1. I know its not the $30 billion gone, its just tariffs on that value of trade. But unless you have a crystal ball, its most probably easier to assume they are affected equally on either side if you're going to argue who is less exposed.
2. The US might not be increasing tariffs at the same rate, but they are targeting several nations / trading blocs with large economies and who engage in decent amount of trade. So far China, EU, Canada, oh and as I just found out, India as well.
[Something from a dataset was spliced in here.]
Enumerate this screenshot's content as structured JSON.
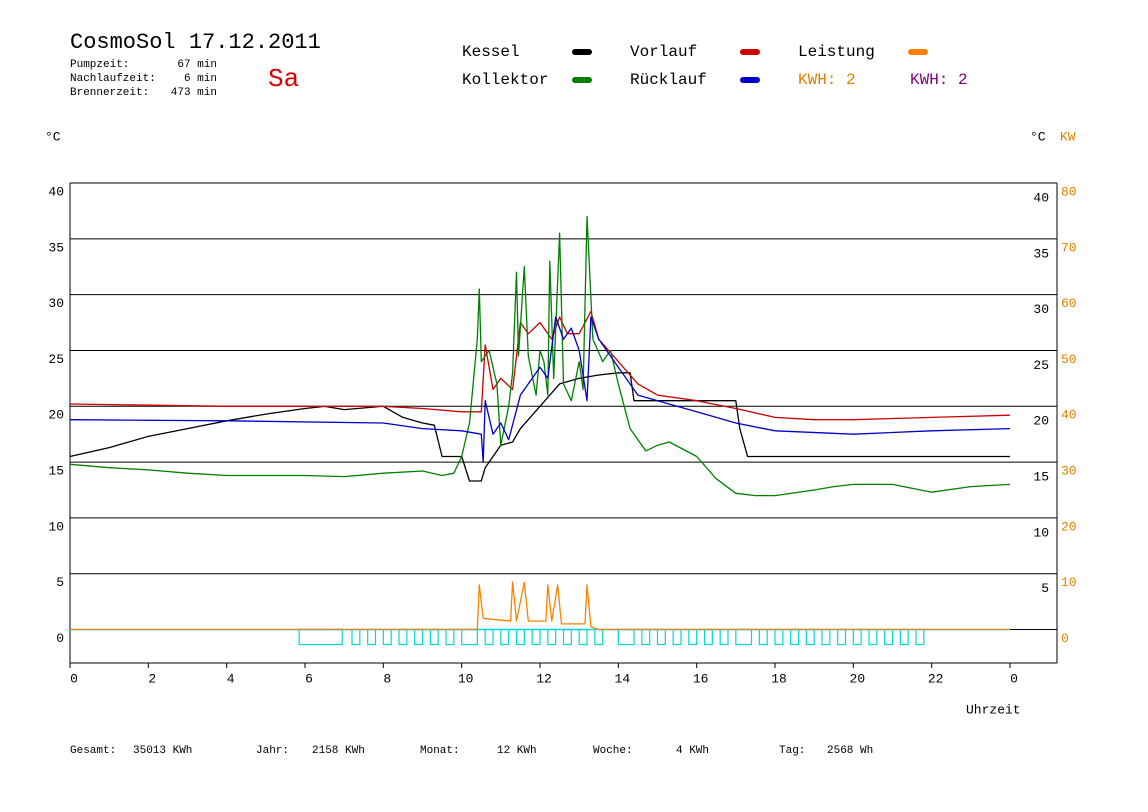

I don't see why you need the same intensity of tariffs. But lets say, the US focusses mainly on China and less on the EU. Lets say 99% of the value of goods targeted by tariffs is against China. China becomes more exposed to the US, because even if the Chinese retaliate the same amount on US goods, its still a larger percentage of their GDP as China has a smaller economy (assume for a moment that extra 1% isn't enough to tip things in China's favour). However those countries that make up the other 1%, will certainly be less exposed than the US as that 1% is going to be a small fraction of their economy, while the US faces a value 100 times that. All this does by focussing mainly on one trading partner, leads to the US being less exposed than one of its trading partners, not all of them. Now you might say, well the US can just focus on one at a time. Sure they can, but that's not what they are doing. I am not sure why they would do this, when Trumps advisors eg that idiot Navarro actually thinks if you just cut down imports, you'll have GDP growth because you subtract imports when calculating GDP. So why would they stop at one country. (Navarro doesn't realise you subtract imports so you don't count the value twice. Its like saying why do I have to subtract cost from revenue to work out profit, why can't I just add it to revenue? Or to take that conclusion the other way, since I have to subtract cost, I can get the cost down to zero by just not buying the raw materials for my final product. ).I do think that if EU looses US as an export market EU will have a surplus production and will certainly not be in the mood to accept the surplus goods that China will also have. In any case this scenario depends on US simultaneously escalating tariffs against both EU and China at the same intensity.
As I point out, countries who have proposed putting retaliatory tariffs are China, EU, Canada, and India.
Add on - and in google I found out Mexico has also put tariffs on the US despite being even more exposed than Canada on US trade.